The carpal flexors and extensors fix the wrist during extension or flexion of the fingers, thereby preventing the digital muscles from losing power and efficiency, which would occur if they also acted on the radiocarpal and midcarpal joints. When powerful movements of the fingers are required, both the flexors and extensors of the wrist contract simultaneously. The importance of such actions is obvious when attempts are made to grip strongly with the finger flexors when the wrist is already flexed. Extending the wrist stretches these muscles so that they can now exert considerable power. Slight extension of the wrist is the position naturally adopted when the hand is used for gripping: look at your own wrist when writing or picking up a mug. If the wrist is likely to become fixed through disease, it should be secured in a position of slight extension so that a powerful and precise grip can still be achieved.
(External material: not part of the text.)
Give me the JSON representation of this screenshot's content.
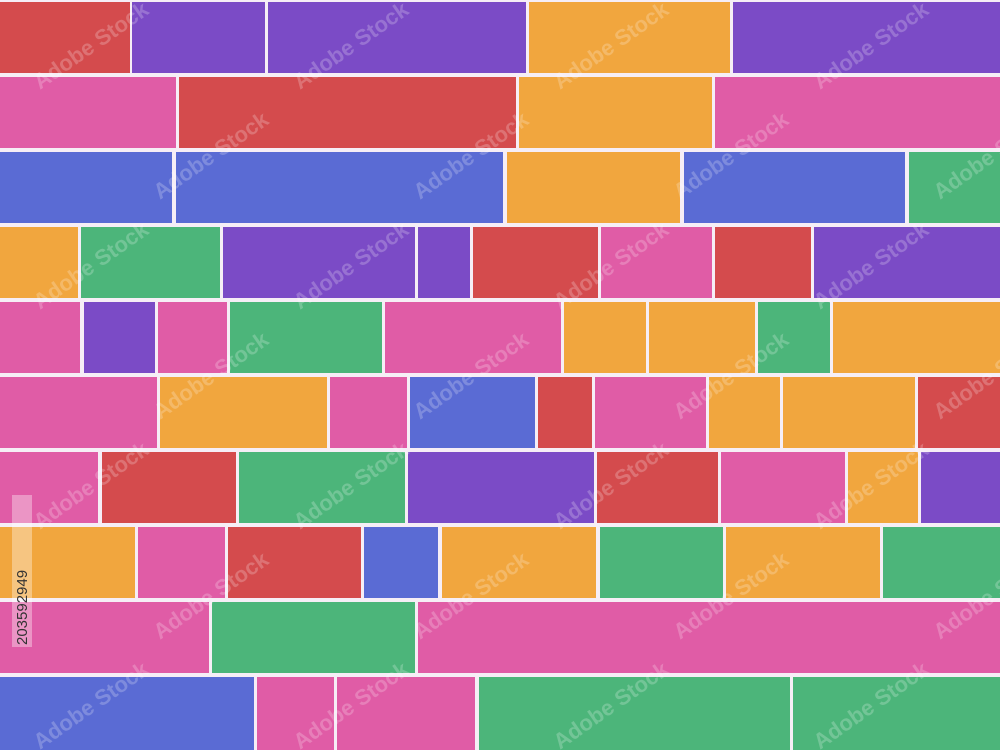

The extrinsic finger flexors are the major force-producing muscles during exertions of the hand. Deviation of the wrist causes these tendons to move against the adjacent walls of the carpal tunnel. When the wrist is flexed the tendons are supported by the flexor retinaculum, and when extended by the carpal bones. The force between the tendons and the retinaculum may compress the median nerve and be an important factor in carpal tunnel syndrome: such compression has been confirmed by direct pressure measurement. As well as the median nerve being compressed, the synovial sheaths surrounding the flexor tendons are also compressed, both in flexion and extension. This may lead to their inflammation and subsequent swelling, leading to further compression of the median nerve. Taking into account wrist size, the loading of the flexor retinaculum in flexion is 14% greater in females than in males. This may be one of the reasons why carpal tunnel syndrome is between 2 and 10 times more prevalent in women than men.
In some cases of limitation or absence of movement at the wrist, often associated with persistent pain, total wrist arthroplasty can relieve pain and improve mobility.